Miguel corrobora que en el Stewart Hotel, también en Manhattan, la situación es similar. Este hombre venezolano de 36 años prefiere ocultar su nombre real, ya que tiene miedo a que se le identifique y sea expulsado del sistema de albergues. A las puertas del Stewart, susurra sus quejas: “Hay muchas chiripas (cucarachas)”. Miguel lleva un año en Nueva York intentando tramitar su solicitud de asilo y permiso de trabajo. Junto a su esposa e hijos, de 8 y 12 años, ha vivido en tres albergues distintos. “Ya llevamos mucho tiempo viviendo de la manga del Gobierno y nosotros no vinimos a eso”. Asegura que en cuanto reciba su permiso de trabajo, se irán de Nueva York.

Además de hoteles convertidos en refugios, la ciudad también ha construido campamentos para alojar migrantes. Uno de ellos fue levantado en el Floyd Bennett Field, en la punta sureste de Brooklyn. En este antiguo aeropuerto viven casi 2.000 personas —unas 500 familias con niños— en una miniciudad formada por varias tiendas de campaña gigantes. Dentro de las tiendas, el espacio está dividido en cientos de módulos donde las familias duermen en catres. Los baños y las duchas están fuera, en tráileres apartados.

Los migrantes que viven aquí cuentan que para cualquier trámite o diligencia tienen que salir del campamento al amanecer, sobre todo si es en Manhattan. El Floyd Bennett Field está ubicado en un área remota de Brooklyn, casi totalmente rodeado por la bahía de Jamaica, cerca de la playa de Rockaway.

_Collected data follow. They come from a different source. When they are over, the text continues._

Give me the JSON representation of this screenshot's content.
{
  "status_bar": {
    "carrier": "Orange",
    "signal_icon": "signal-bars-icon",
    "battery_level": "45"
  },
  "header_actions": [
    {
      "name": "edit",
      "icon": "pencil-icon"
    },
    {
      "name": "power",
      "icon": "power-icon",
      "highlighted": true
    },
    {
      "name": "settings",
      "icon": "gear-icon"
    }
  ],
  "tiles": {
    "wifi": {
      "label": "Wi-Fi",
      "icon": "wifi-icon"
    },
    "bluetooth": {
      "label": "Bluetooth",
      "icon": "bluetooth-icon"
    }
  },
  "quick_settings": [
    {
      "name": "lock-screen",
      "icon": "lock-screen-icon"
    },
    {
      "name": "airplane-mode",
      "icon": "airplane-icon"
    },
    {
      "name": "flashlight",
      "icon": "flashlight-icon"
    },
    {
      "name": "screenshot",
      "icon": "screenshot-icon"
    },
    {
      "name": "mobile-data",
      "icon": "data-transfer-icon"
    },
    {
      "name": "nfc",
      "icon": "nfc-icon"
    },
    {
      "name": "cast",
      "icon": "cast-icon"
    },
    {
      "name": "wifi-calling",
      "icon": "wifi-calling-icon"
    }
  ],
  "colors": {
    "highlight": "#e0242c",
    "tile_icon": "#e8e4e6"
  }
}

La estación de metro más cercana al centro está a casi nueve kilómetros y el trayecto a Manhattan en transporte público es de al menos dos horas. Aquí vive Carlos, un ecuatoriano de 36 años que tampoco se atreve a dar su nombre real, junto a su esposa y dos hijas. Aunque no tiene permiso para ello, trabaja en un garaje de carros en Queens y cuenta que tarda de dos a tres horas en llegar, dependiendo del tráfico. Labora 12 horas al día, pero dice que no ha podido ahorrar porque, entre los gastos de su familia y las deudas que tiene pendientes en su país, el dinero que gana no le alcanza, mucho menos para pagar un alquiler.

Carlos y su familia huyeron de Quito el pasado noviembre: “Mi esposa tenía un negocio de peluquería y uñas. Un día llegaron y nos dijeron que teníamos que pagarles una mensualidad o nos mataban. Los ignoramos, pero volvieron. Los ignoramos otra vez hasta que un día dispararon contra nuestra casa, hasta mataron un gato”. Llevan cuatro meses en el Floyd Bennett Field, donde dice que la convivencia no es fácil. Cuenta que los baños compartidos siempre están sucios porque “la gente hace sus necesidades donde sea” y la comida es terrible. Aun así, no tienen otra opción que hacer una solicitud tras otra para vivir allí o algún otro albergue hasta se resuelvan sus peticiones de asilo.

– ¿Quiere quedarse en Nueva York o irse a otro Estado?

– No sé… Por ahora solo queremos salir de aquí y tener un espacio propio.